Hats and arm covers are among the most popular products, Itoi said. There has been an increasing number of days of intense sunshine and heat during the summer in Japan in recent years, and the paper-based fashion accessories have become popular mainly among women who say the products help maintain the skin's smooth feel.
The washi paper is also appealing because its functions, which come from the material itself, are retained even after being washed.
Sasawashi also receives many inquiries about its towels made with almost the same type of washi paper used for oil-blotting paper. As the towels can remove excess sebum without the use of soap, "a growing number of purchases are made by people who suffer from sensitive skin or allergies," Itoi said.
The company has been handling assorted goods made of washi paper thread for more than 10 years, with more than 100 stores nationwide dealing in its products.

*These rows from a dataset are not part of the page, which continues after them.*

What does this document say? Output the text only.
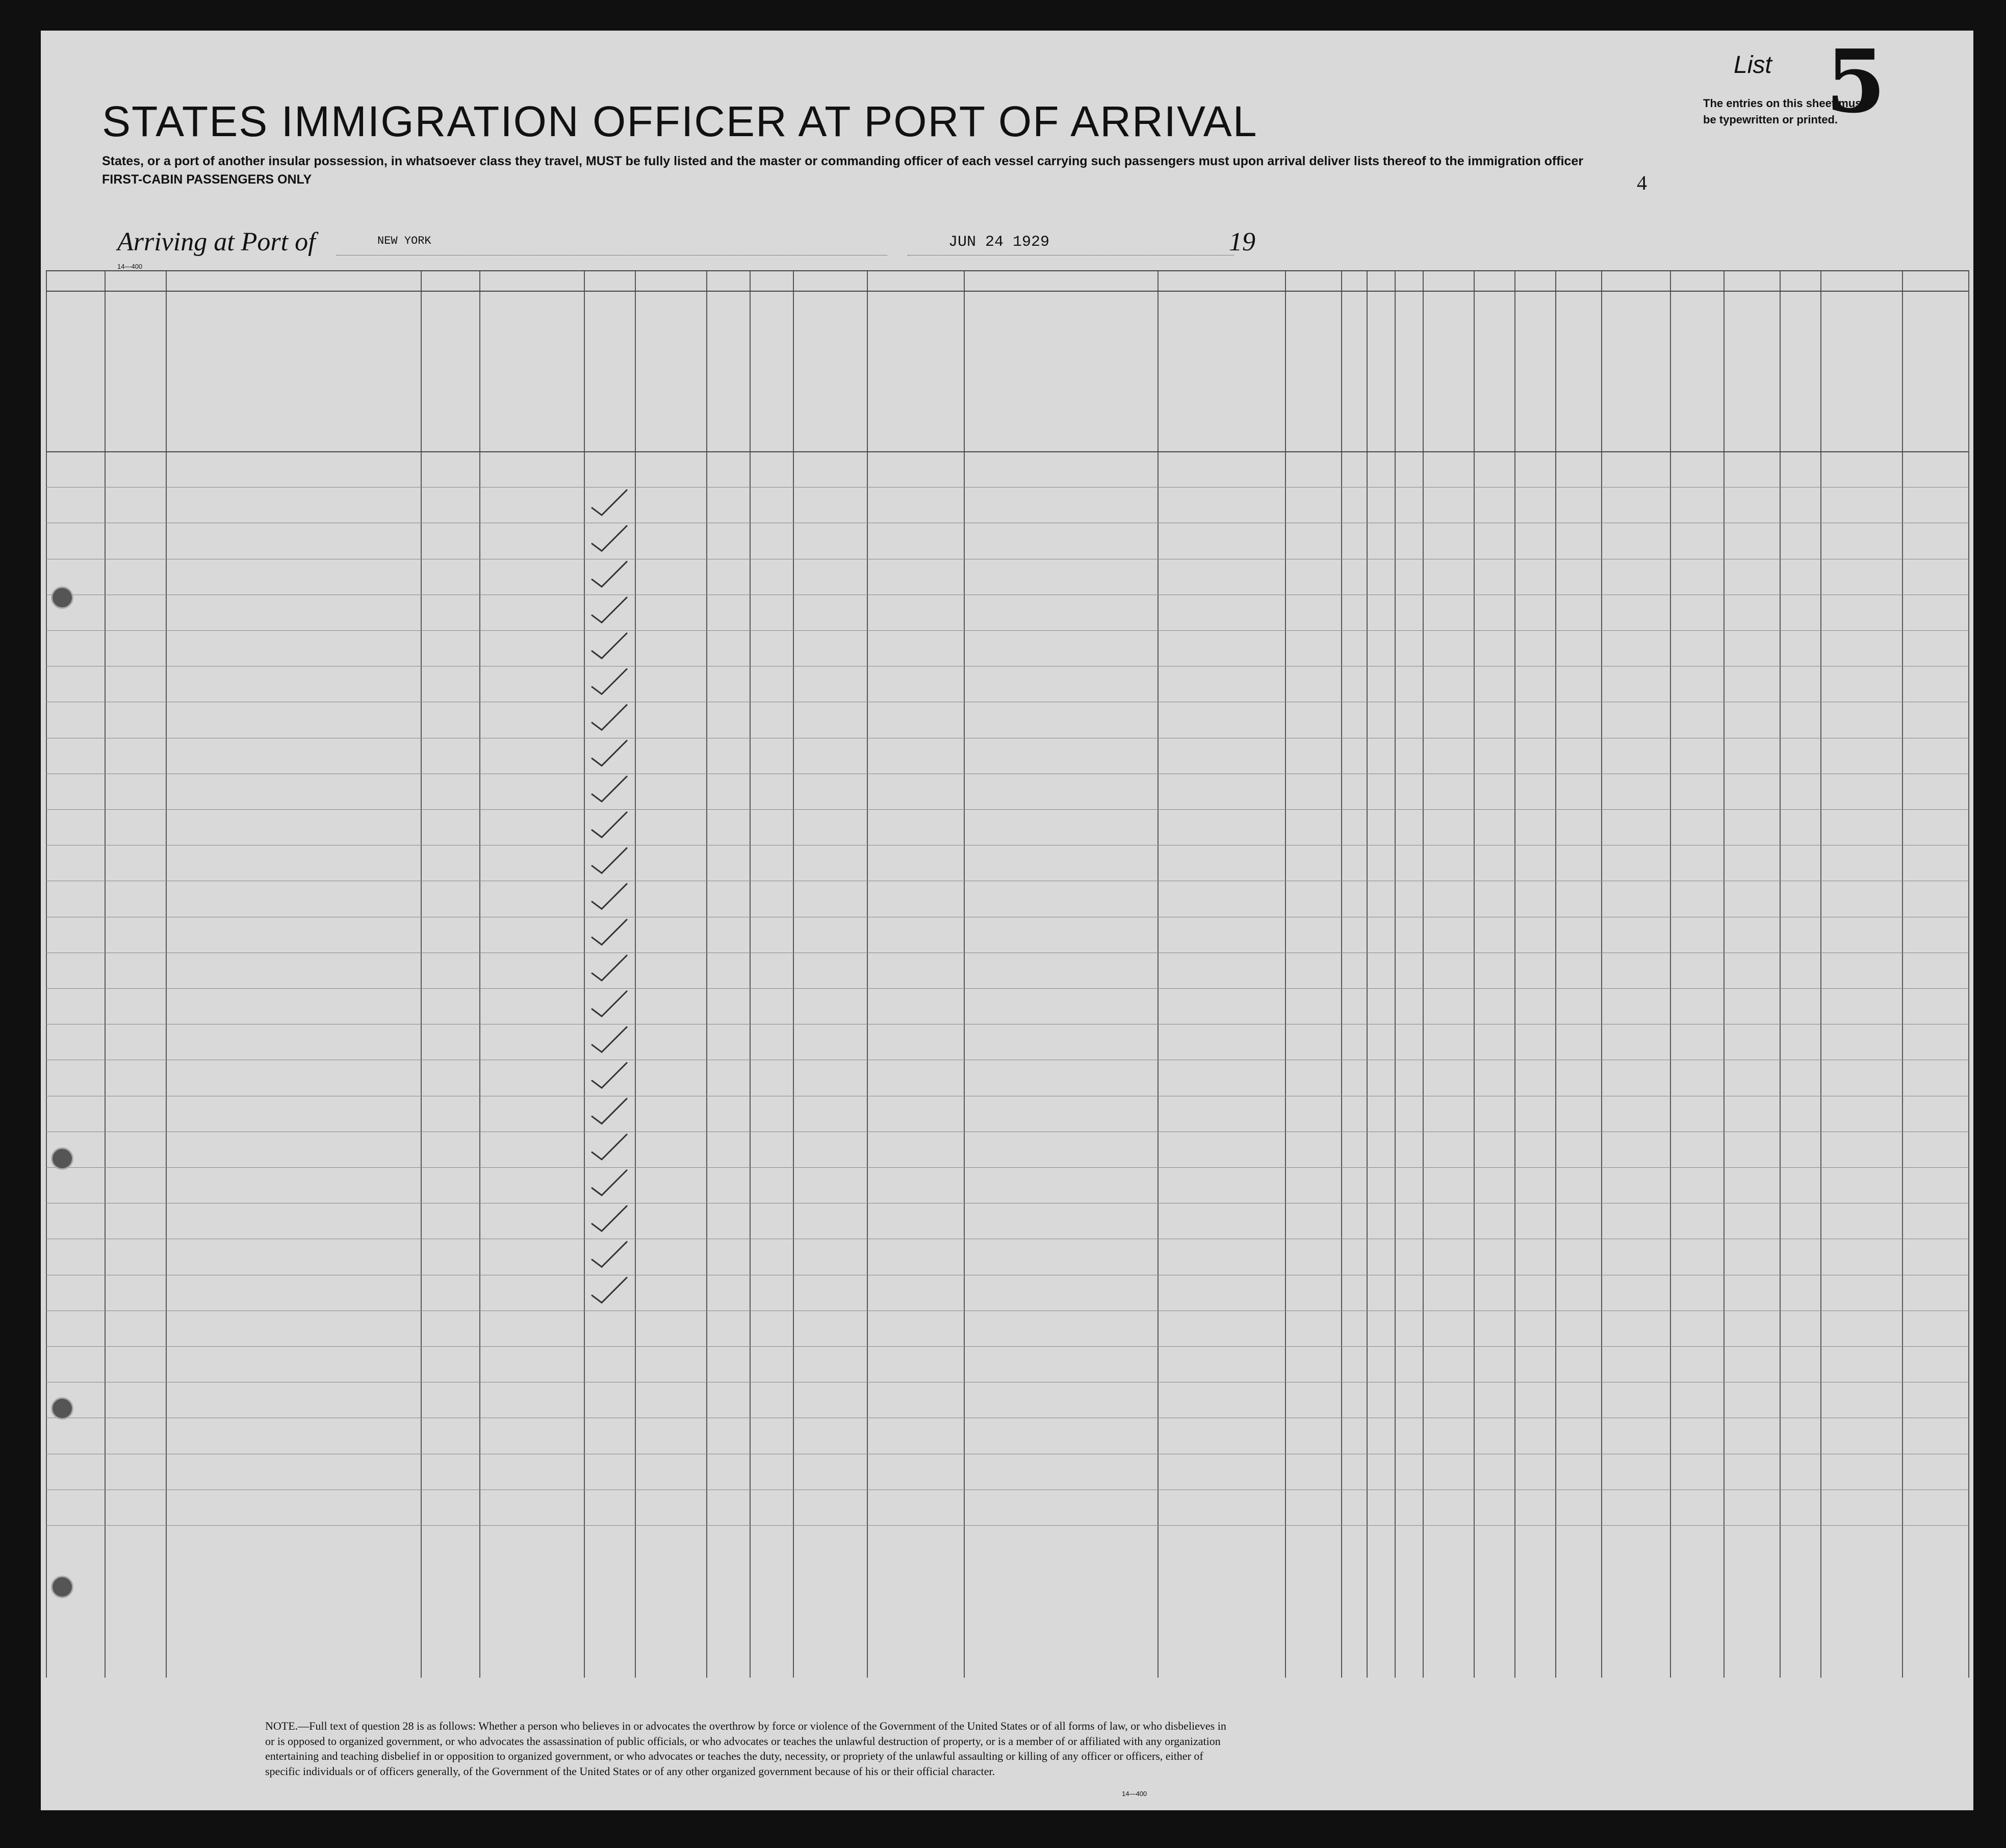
List 5
The entries on this sheet must
be typewritten or printed.
STATES IMMIGRATION OFFICER AT PORT OF ARRIVAL
States, or a port of another insular possession, in whatsoever class they travel, MUST be fully listed and the master or commanding officer of each vessel carrying such passengers must upon arrival deliver lists thereof to the immigration officer
FIRST-CABIN PASSENGERS ONLY	4
Arriving at Port of	NEW YORK	JUN 24 1929	19
14—400
NOTE.—Full text of question 28 is as follows: Whether a person who believes in or advocates the overthrow by force or violence of the Government of the United States or of all forms of law, or who disbelieves in or is opposed to organized government, or who advocates the assassination of public officials, or who advocates or teaches the unlawful destruction of property, or is a member of or affiliated with any organization entertaining and teaching disbelief in or opposition to organized government, or who advocates or teaches the duty, necessity, or propriety of the unlawful assaulting or killing of any officer or officers, either of specific individuals or of officers generally, of the Government of the United States or of any other organized government because of his or their official character.
14—400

The company's sales have grown to about 200 million yen ($1.88 million) a year. Its socks and slippers, boasting a smooth feel, are popular in the United States, European countries and South Korea, resulting in an increase in inquiries.

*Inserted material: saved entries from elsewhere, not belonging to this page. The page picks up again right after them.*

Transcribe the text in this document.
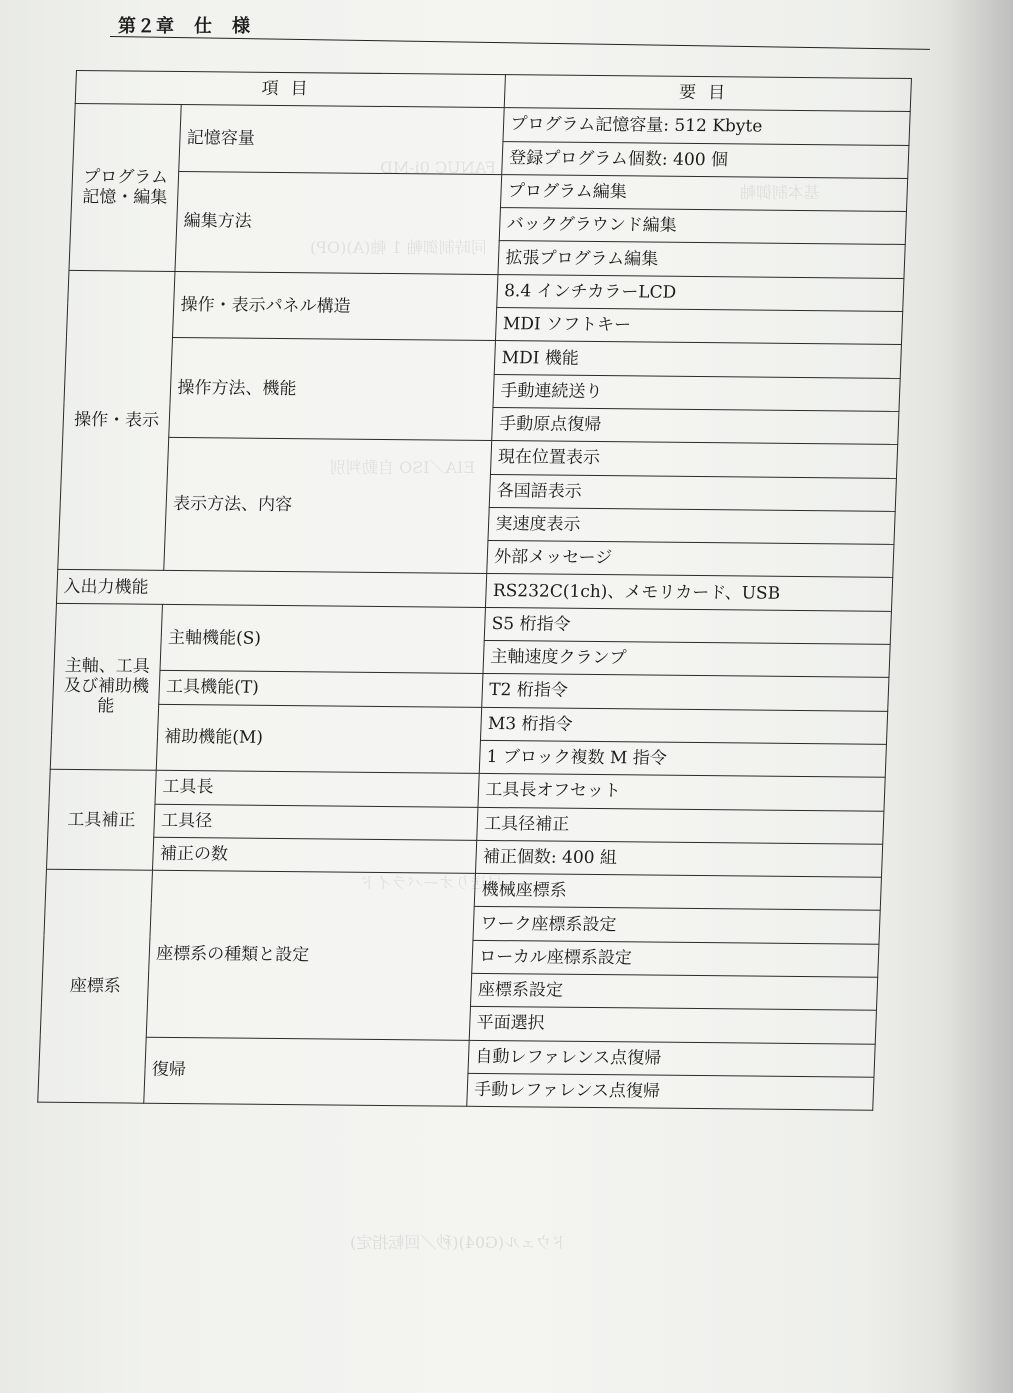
FANUC 0i-MD
基本制御軸
同時制御軸 1 軸(A)(OP)
EIA／ISO 自動判別
早送りオーバライド
ドウェル(G04)(秒／回転指定)
第２章　仕　様
項目		要目
プログラム記憶・編集	記憶容量	プログラム記憶容量: 512 Kbyte
		登録プログラム個数: 400 個
	編集方法	プログラム編集
		バックグラウンド編集
		拡張プログラム編集
操作・表示	操作・表示パネル構造	8.4 インチカラーLCD
		MDI ソフトキー
	操作方法、機能	MDI 機能
		手動連続送り
		手動原点復帰
	表示方法、内容	現在位置表示
		各国語表示
		実速度表示
		外部メッセージ
入出力機能		RS232C(1ch)、メモリカード、USB
主軸、工具及び補助機能	主軸機能(S)	S5 桁指令
		主軸速度クランプ
	工具機能(T)	T2 桁指令
	補助機能(M)	M3 桁指令
		1 ブロック複数 M 指令
工具補正	工具長	工具長オフセット
	工具径	工具径補正
	補正の数	補正個数: 400 組
座標系	座標系の種類と設定	機械座標系
		ワーク座標系設定
		ローカル座標系設定
		座標系設定
		平面選択
	復帰	自動レファレンス点復帰
		手動レファレンス点復帰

“We want to promote sales in overseas markets in a proactive manner,” Itoi added.
Hosokawa-Tex Inc., a long-established textile company based in Kamiichi, Toyama Prefecture, produced shoes made with washi paper for the first time in Japan. With the help of a shoe manufacturer in Kobe, the company went through many prototypes before launching its first product in April last year. The washi shoes caused a stir after about 4,000 pairs were sold mainly through the company's online shop.
The shoes, released under the Origamix brand, are slip-ons that can be easily worn. They are made with a fabric intertwined with a washi paper thread made from Manila hemp. Also interwoven with a polyester thread, the fabric is nearly seven times stronger in abrasion resistance than canvas cloth, according to the company.
The surface that comes in contact with the skin to make them comfortable for bare feet is 100 percent washi paper, which is highly breathable and hygroscopic, or moisture-absorbing.
Each shoe weighs about 140 grams, about half the weight of a regular slip-on shoe made with canvas cloth. They can also be washed with water.
“We have an increasing number of repeat customers, and people appreciate the charm of the product," said Managing Director Kotaro Hosokawa. “We want to market it as a material to shoe manufacturers at home and abroad.”